South America Travel


Paraguay


Paraguay, the poorest and least well-known country in South America, will surely succeed in taking you off the beaten track. The country sits modestly between Brazil and Argentina and is split down the middle by the Paraguay River. On the east lies the green and hydrated agricultural region. Indigenous people can be seen working the fields of the rolling hills, which are covered by grasslands and subtropical forest. On the north and west side of the river lies the Gran Chaco, which is a harsh, uninhabited wilderness of dense scrub patches and swamp. Paraguay makes an interesting destination, since it is the rural heartland of South America, with the old way of life fully preserved.

The Parque Nacional Ybicuy will give you a glimpse of landscape typical of the east side of the river.
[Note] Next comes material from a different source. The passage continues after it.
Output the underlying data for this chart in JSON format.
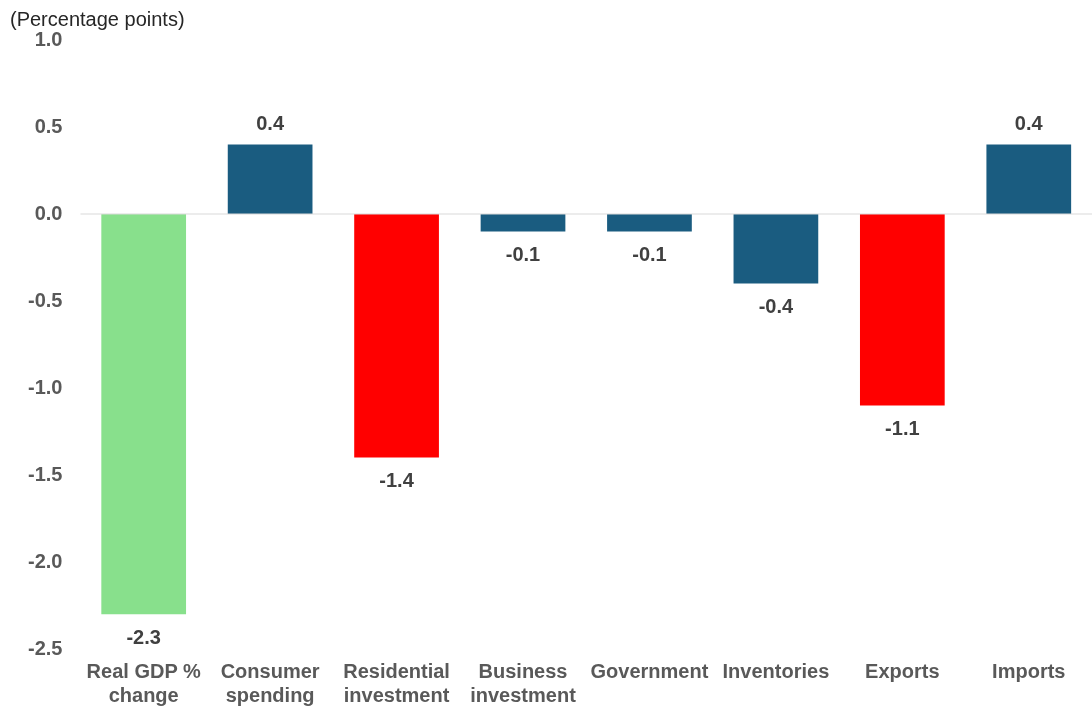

It is a great place for hiking and you could spend days exploring the expanse of rolling hills, which are covered in rain forests and streaked with tumbling streams and many waterfalls. It can be reached by Asuncion, Paraguay's capital city.
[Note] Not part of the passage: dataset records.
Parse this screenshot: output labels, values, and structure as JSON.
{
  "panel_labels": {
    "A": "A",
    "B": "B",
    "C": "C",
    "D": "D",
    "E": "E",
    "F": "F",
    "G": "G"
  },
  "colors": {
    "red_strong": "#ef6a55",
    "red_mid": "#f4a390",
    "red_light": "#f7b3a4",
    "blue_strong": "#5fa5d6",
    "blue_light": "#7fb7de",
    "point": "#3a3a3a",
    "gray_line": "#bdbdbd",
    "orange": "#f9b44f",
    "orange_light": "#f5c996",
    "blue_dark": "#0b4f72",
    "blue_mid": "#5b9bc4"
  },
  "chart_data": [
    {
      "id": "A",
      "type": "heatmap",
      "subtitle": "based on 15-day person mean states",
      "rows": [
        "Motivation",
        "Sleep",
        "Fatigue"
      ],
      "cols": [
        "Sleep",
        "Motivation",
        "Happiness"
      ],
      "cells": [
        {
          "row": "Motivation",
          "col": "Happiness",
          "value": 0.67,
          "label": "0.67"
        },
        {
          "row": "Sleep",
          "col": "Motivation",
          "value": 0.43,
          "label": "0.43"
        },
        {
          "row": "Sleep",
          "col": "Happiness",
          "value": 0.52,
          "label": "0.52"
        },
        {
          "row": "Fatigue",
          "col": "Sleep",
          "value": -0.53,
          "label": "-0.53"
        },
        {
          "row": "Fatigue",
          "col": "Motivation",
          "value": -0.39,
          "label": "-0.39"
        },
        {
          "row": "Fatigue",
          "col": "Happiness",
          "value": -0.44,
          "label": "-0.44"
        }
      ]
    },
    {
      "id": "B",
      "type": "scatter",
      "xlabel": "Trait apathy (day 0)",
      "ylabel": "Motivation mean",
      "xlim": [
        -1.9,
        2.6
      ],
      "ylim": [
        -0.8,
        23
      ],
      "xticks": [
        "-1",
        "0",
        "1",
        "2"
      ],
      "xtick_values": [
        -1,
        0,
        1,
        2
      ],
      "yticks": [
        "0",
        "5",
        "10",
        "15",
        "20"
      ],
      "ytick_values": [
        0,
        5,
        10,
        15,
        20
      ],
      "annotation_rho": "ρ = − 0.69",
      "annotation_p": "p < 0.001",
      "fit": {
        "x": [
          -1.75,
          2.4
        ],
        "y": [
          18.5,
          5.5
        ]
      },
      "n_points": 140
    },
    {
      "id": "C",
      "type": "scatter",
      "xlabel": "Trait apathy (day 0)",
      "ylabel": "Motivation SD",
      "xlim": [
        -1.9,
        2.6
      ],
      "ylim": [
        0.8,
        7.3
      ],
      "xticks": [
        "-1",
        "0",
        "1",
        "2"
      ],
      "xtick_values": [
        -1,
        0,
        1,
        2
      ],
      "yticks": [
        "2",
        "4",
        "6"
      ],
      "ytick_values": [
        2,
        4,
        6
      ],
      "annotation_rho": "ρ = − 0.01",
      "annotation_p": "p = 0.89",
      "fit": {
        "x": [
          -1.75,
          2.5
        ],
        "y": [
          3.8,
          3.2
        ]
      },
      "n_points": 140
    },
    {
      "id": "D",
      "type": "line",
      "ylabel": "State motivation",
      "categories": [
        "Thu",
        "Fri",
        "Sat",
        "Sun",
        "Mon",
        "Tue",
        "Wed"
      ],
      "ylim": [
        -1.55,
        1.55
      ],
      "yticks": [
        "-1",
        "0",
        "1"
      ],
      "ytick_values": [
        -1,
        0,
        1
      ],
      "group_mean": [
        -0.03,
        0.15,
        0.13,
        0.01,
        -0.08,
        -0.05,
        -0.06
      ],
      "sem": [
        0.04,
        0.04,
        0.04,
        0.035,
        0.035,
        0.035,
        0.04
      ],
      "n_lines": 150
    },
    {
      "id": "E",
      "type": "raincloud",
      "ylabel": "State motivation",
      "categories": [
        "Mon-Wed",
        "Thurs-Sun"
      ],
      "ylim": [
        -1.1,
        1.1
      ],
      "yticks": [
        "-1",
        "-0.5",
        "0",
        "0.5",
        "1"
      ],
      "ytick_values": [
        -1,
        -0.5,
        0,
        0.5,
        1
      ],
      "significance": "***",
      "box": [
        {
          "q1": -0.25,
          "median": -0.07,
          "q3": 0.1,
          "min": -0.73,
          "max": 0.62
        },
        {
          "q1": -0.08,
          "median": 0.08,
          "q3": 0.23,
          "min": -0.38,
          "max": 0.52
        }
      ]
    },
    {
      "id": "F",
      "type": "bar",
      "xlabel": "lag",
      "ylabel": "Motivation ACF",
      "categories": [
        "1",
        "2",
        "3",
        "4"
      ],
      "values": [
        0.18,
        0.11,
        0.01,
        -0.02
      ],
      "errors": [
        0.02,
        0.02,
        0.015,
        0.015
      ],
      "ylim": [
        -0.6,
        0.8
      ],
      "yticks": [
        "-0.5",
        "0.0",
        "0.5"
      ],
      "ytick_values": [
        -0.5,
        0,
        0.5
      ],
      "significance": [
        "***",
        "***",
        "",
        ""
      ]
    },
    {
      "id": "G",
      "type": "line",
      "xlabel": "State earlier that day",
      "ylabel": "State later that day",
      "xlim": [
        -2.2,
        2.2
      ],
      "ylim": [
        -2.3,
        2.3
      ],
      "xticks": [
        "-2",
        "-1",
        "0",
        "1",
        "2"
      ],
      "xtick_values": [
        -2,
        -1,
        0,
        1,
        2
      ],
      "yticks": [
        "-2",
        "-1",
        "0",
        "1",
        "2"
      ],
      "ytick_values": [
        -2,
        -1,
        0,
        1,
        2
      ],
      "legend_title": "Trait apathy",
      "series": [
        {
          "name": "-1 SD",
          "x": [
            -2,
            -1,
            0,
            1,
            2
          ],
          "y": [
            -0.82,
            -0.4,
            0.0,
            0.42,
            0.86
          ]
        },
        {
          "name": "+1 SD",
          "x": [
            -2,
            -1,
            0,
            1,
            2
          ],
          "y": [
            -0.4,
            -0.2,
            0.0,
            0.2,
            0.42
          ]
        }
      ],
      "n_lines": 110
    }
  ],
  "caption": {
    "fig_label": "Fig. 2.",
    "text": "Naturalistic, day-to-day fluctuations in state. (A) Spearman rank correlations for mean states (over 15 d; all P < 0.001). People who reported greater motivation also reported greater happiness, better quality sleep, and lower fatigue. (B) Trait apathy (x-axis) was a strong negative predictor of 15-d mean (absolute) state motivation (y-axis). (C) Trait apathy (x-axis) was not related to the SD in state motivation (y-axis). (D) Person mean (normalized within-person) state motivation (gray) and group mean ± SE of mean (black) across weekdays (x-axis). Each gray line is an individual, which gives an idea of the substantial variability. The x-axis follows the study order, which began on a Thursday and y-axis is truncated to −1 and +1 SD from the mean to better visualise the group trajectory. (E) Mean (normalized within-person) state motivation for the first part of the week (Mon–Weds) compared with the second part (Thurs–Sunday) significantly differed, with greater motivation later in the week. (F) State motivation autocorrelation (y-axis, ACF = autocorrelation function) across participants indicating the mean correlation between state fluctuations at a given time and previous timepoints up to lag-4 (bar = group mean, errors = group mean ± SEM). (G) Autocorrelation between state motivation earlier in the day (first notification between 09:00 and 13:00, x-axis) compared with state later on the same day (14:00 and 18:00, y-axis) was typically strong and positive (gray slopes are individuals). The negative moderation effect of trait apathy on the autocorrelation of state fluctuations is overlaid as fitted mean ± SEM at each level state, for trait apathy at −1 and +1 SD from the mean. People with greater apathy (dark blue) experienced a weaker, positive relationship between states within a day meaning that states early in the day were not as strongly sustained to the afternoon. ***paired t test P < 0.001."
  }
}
Asuncion is as dynamic and modern as any South American city, but maintains an idyllic old world elegance. The streets are lined with luxury boutiques and colonial mansions, giving it a touch of royal air, a probable remnant of European influence. Just outside the city you'll find beautiful countryside and warm, quaint farming villages, which can be reached by the route known as the Circuito de Oro.

You also won't want to miss seeing a slice of life of South America's heartland. Some ranches, (estancias), allow for tourists to stay on as guests, which provide a unique experience and a first hand look at the traditional way of life of the rural Paraguayans. The beautiful countryside will be a relaxing and energizing respite from the bustle of the city.

A boat ride through the Rio Paraguay is also a must see. A passenger boat will take you through the capital city Asuncion and Concepcion as well as remote farming villages. A boat trip makes for another relaxing way to see the countryside.

For those travelers interested in history, the Jesuit mission towns of Trinidad and Jesus, are another spot unique to Paraguay. There you'll find well-preserved monuments and churches that are the remains of the utopian Jesuit settlements that were built in the eighteenth century.